HDReason: Algorithm-Hardware Codesign for Hyperdimensional Knowledge Graph Reasoning
Hanning Chen, Yang Ni, Ali Zakeri, Zhuowen Zou, Sanggeon Yun, Fei Wen, Behnam Khaleghi, Narayan Srinivasa, Hugo Latapie, Mohsen Imani
TL;DR
HDReason introduces an algorithm-hardware co-design for Knowledge Graph Completion by leveraging Hyperdimensional Computing to replace bulky GCN-based reasoning with efficient, interpretable hypervector operations. The HDL-based FPGA framework coalesces a Hyperspace Encoder, Memorization-based neighbor aggregation, and a TransE-like scoring backend, enabled by a density-aware CPU scheduler and forward/backward co-optimization. Empirical results across large KG datasets show HDReason delivering substantial speedups and energy efficiency gains over RTX-class GPUs (average 10.6x speedup, 65x energy efficiency) and competitive accuracy against state-of-the-art GCN training platforms, with robust performance under dimension reduction and quantization.
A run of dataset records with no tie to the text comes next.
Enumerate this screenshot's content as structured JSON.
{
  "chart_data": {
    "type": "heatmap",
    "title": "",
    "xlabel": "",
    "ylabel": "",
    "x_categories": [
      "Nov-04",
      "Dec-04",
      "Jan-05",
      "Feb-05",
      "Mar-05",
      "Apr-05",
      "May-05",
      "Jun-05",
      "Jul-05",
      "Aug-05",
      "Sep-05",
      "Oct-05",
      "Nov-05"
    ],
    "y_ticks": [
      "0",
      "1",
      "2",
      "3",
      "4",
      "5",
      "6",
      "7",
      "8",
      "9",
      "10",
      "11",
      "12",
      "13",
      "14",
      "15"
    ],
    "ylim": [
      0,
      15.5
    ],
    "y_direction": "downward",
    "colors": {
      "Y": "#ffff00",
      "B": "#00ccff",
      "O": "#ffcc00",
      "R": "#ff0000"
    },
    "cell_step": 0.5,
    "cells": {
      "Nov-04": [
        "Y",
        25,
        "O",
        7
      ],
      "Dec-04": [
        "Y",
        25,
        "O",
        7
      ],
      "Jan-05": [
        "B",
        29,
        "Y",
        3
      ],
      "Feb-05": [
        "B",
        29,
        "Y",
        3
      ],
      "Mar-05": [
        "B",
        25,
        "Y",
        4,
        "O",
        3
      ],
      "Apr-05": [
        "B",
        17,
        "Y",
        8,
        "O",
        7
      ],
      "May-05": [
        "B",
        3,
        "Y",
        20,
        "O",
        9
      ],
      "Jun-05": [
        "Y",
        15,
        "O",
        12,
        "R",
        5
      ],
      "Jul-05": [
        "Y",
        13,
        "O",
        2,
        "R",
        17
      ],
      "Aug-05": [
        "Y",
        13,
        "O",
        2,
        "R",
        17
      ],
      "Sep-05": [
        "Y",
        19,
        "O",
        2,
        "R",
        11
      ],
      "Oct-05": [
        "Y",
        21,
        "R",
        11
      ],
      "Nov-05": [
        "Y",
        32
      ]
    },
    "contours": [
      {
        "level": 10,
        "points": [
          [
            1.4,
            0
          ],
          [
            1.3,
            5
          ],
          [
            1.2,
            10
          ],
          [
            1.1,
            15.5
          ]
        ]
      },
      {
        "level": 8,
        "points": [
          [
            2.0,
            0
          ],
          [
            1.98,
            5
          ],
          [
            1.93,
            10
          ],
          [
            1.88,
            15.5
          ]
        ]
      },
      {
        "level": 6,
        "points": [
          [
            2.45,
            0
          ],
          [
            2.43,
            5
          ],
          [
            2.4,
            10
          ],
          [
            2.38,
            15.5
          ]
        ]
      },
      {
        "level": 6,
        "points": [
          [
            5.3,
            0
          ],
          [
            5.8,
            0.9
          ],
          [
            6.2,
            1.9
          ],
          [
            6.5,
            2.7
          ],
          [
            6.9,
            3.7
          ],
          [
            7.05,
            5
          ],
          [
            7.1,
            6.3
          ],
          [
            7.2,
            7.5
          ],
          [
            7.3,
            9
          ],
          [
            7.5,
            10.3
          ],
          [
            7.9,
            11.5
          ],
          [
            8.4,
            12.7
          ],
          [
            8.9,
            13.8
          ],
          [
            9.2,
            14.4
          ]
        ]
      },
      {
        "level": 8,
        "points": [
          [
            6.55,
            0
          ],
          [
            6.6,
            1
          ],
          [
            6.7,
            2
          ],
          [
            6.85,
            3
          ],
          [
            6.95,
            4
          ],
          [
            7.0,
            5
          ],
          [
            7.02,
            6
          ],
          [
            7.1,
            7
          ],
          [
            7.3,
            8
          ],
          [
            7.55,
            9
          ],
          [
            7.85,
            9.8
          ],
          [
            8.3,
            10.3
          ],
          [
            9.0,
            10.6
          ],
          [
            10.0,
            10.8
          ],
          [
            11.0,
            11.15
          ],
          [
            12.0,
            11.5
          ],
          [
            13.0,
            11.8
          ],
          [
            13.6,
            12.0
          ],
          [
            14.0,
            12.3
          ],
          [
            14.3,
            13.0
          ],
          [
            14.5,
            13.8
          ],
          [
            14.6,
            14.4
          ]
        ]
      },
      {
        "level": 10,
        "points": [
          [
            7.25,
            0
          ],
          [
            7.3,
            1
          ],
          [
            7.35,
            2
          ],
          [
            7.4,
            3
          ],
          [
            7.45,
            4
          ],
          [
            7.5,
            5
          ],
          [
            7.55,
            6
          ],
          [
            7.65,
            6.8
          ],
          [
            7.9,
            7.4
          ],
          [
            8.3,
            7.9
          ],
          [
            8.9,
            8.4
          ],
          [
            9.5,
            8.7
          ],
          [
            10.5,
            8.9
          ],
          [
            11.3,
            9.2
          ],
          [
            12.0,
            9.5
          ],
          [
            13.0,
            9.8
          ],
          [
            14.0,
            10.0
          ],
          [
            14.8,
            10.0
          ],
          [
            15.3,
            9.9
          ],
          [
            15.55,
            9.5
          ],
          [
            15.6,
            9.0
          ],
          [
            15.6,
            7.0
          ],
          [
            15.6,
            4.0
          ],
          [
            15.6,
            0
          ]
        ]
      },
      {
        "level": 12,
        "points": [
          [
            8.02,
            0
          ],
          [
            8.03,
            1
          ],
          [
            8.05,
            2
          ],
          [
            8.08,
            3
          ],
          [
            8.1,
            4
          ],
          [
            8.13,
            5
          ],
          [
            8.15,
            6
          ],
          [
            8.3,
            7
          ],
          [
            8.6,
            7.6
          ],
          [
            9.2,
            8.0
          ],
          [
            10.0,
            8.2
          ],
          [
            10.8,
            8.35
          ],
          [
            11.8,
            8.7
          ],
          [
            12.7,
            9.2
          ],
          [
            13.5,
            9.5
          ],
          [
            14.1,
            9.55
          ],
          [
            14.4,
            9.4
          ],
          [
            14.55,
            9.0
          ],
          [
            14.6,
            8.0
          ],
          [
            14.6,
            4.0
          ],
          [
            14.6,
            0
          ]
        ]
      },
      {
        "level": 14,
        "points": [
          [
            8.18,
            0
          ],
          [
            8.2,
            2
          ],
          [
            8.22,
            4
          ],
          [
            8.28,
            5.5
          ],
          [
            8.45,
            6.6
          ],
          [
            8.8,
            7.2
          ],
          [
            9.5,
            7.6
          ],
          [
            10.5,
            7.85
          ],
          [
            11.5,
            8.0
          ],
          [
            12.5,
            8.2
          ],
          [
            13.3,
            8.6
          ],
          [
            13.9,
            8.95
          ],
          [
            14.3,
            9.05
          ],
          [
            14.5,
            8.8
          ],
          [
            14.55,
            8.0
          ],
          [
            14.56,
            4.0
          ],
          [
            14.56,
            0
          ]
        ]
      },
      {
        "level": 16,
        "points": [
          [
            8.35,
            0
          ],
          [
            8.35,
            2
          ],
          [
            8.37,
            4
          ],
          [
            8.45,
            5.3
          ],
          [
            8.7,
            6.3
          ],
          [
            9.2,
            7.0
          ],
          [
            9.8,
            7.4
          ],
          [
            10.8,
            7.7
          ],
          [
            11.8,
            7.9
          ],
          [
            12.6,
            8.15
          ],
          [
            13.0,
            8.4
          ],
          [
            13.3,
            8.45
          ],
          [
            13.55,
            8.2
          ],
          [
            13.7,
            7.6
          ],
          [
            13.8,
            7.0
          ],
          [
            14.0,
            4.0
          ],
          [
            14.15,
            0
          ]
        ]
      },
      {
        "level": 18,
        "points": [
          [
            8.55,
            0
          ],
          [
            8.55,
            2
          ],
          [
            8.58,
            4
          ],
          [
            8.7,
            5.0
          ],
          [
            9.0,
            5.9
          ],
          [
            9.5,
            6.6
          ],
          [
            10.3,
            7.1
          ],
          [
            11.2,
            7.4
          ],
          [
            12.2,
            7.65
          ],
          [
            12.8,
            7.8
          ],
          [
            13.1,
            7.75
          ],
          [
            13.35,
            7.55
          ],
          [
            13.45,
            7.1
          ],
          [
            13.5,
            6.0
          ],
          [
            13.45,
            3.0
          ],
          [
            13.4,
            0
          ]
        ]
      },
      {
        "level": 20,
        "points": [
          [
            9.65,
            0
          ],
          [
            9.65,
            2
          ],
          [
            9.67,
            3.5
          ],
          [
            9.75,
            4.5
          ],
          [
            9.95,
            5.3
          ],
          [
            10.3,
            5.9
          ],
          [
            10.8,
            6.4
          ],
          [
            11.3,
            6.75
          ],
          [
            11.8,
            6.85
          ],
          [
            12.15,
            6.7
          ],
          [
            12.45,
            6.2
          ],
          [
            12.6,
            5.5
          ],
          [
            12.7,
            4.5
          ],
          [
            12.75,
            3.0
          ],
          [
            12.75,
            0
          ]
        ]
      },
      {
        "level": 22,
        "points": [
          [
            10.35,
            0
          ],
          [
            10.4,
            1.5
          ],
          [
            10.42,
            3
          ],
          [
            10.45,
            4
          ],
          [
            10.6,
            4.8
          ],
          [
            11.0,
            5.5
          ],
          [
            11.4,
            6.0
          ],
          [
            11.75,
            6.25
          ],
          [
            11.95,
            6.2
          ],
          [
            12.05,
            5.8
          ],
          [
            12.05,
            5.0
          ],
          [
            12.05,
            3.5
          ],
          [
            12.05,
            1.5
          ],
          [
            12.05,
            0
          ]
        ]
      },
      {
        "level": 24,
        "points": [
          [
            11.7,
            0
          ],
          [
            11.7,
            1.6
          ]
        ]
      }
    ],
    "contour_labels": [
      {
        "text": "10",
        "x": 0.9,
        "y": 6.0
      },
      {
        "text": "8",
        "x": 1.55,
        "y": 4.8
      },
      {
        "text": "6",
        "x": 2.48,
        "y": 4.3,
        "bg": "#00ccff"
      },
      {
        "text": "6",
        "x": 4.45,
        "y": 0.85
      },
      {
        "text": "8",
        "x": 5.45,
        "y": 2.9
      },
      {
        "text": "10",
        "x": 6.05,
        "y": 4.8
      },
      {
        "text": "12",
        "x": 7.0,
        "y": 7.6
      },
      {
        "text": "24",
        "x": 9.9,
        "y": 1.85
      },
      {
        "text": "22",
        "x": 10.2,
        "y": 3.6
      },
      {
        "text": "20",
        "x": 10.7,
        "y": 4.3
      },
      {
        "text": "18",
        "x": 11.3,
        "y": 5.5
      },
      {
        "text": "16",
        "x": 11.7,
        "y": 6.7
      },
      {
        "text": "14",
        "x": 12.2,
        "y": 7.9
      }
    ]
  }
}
This work demonstrates that algorithm-hardware co-design with HDC can achieve end-to-end, energy-efficient KGC on programmable accelerators, supporting scalable reasoning for real-world KG applications.
Abstract
In recent times, a plethora of hardware accelerators have been put forth for graph learning applications such as vertex classification and graph classification. However, previous works have paid little attention to Knowledge Graph Completion (KGC), a task that is well-known for its significantly higher algorithm complexity. The state-of-the-art KGC solutions based on graph convolution neural network (GCN) involve extensive vertex/relation embedding updates and complicated score functions, which are inherently cumbersome for acceleration. As a result, existing accelerator designs are no longer optimal, and a novel algorithm-hardware co-design for KG reasoning is needed. Recently, brain-inspired HyperDimensional Computing (HDC) has been introduced as a promising solution for lightweight machine learning, particularly for graph learning applications. In this paper, we leverage HDC for an intrinsically more efficient and acceleration-friendly KGC algorithm. We also co-design an acceleration framework named HDReason targeting FPGA platforms. On the algorithm level, HDReason achieves a balance between high reasoning accuracy, strong model interpretability, and less computation complexity. In terms of architecture, HDReason offers reconfigurability, high training throughput, and low energy consumption. When compared with NVIDIA RTX 4090 GPU, the proposed accelerator achieves an average 10.6x speedup and 65x energy efficiency improvement. When conducting cross-models and cross-platforms comparison, HDReason yields an average 4.2x higher performance and 3.4x better energy efficiency with similar accuracy versus the state-of-the-art FPGA-based GCN training platform.